The dress, he noted, was of excellent quality and workmanship,
and when he removed her little shoe he found that it also was of fine
leather and design.
"You've got pretty hands," she remarked.
"Thank you." The toe of her shoe was caved in, and her
stocking was torn. He set the shoe aside, and touched her foot gingerly.
"Is my toe all broke into hund'eds 'n thousands of pieces?"
"I certainly hope not." He looked up in alarm. "Does it feel
like it?"
"It feels squashed. I shall prob'ly die. And it'll serve him
jolly well right!" She added with a thoughtful nod, "Then he'll be
sorry, and he'll come to my grave an' cry buckets'n buckets."
"Who will?"
"My Uncle Andy. He whipped me with a great club. With spikes
onto it. And I din't do anything
very
bad, 'cept
go near the river." The great eyes came tragically to meet his, and she
appended, sighing, "He'll beat me again if he finds I've goed out
'stead of doing my sums. Don't you tell him, will you?"

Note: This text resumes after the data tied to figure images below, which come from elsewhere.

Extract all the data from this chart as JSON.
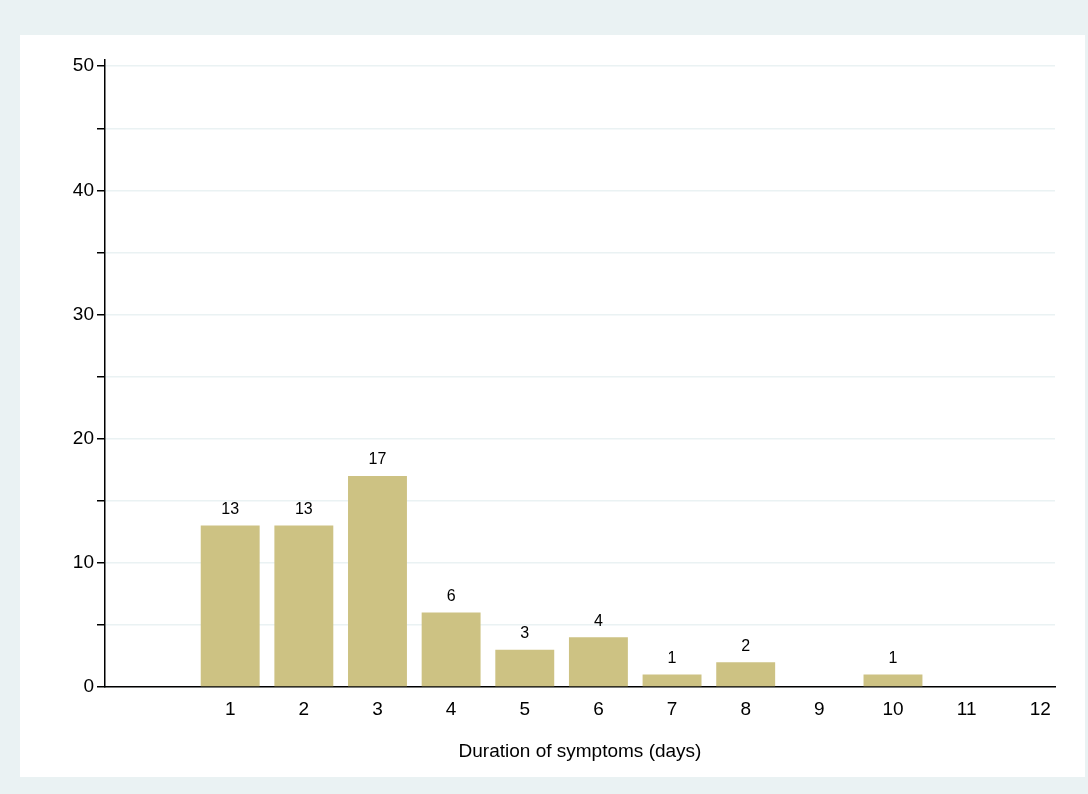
{
  "chart_data": {
    "type": "bar",
    "xlabel": "Duration of symptoms (days)",
    "x": [
      1,
      2,
      3,
      4,
      5,
      6,
      7,
      8,
      10
    ],
    "values": [
      13,
      13,
      17,
      6,
      3,
      4,
      1,
      2,
      1
    ],
    "color": "#cdc283",
    "data_labels": true,
    "xlim": [
      -0.7,
      12.2
    ],
    "xticks": [
      1,
      2,
      3,
      4,
      5,
      6,
      7,
      8,
      9,
      10,
      11,
      12
    ],
    "ylim": [
      0,
      50.5
    ],
    "yticks": [
      0,
      {
        "value": 5,
        "label": null
      },
      10,
      {
        "value": 15,
        "label": null
      },
      20,
      {
        "value": 25,
        "label": null
      },
      30,
      {
        "value": 35,
        "label": null
      },
      40,
      {
        "value": 45,
        "label": null
      },
      50
    ],
    "grid": "y",
    "legend": false
  }
}
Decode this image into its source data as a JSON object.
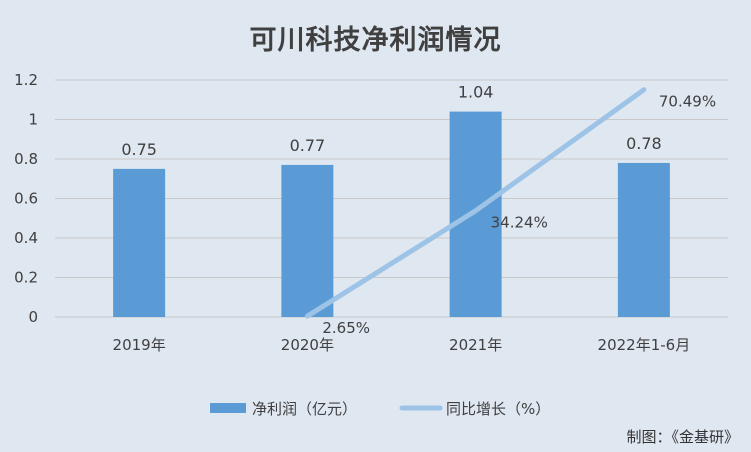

"I think he's far more like to beat
me
,"
he said bracingly, "for knocking you down."
She considered that and agreed it was very likely, adding the
warning that if Uncle Andy did come, it would be better to run away
quick, "'Cause he's hugeous big an' fierce as four lions."
Montclair grinned and wiggled the tiny big toe with care.
"Does that hurt?"
"Hidjus. I'd scream an' have the foggers if I wasn't so brave."
Foggers… He suggested dubiously, "Vapours… ?"
"Oh, that's right. Is my shoe full of gore?"
"No. But a hurt can be just as painful even if it doesn't
bleed. I think you're very brave, and I really am sorry for being so
clumsy."
She giggled. "I was trying to fright you. I was 'tending to be
the Fury. I 'spect you'll say I din't fright you. Grown-ups always do.
But"—she giggled again—"you should have seen your face!"
"I think you're a rascal, miss," he said with a twinkle. "And
you see what happened because you played a trick on me. You might have
been really hurt when I knocked you down."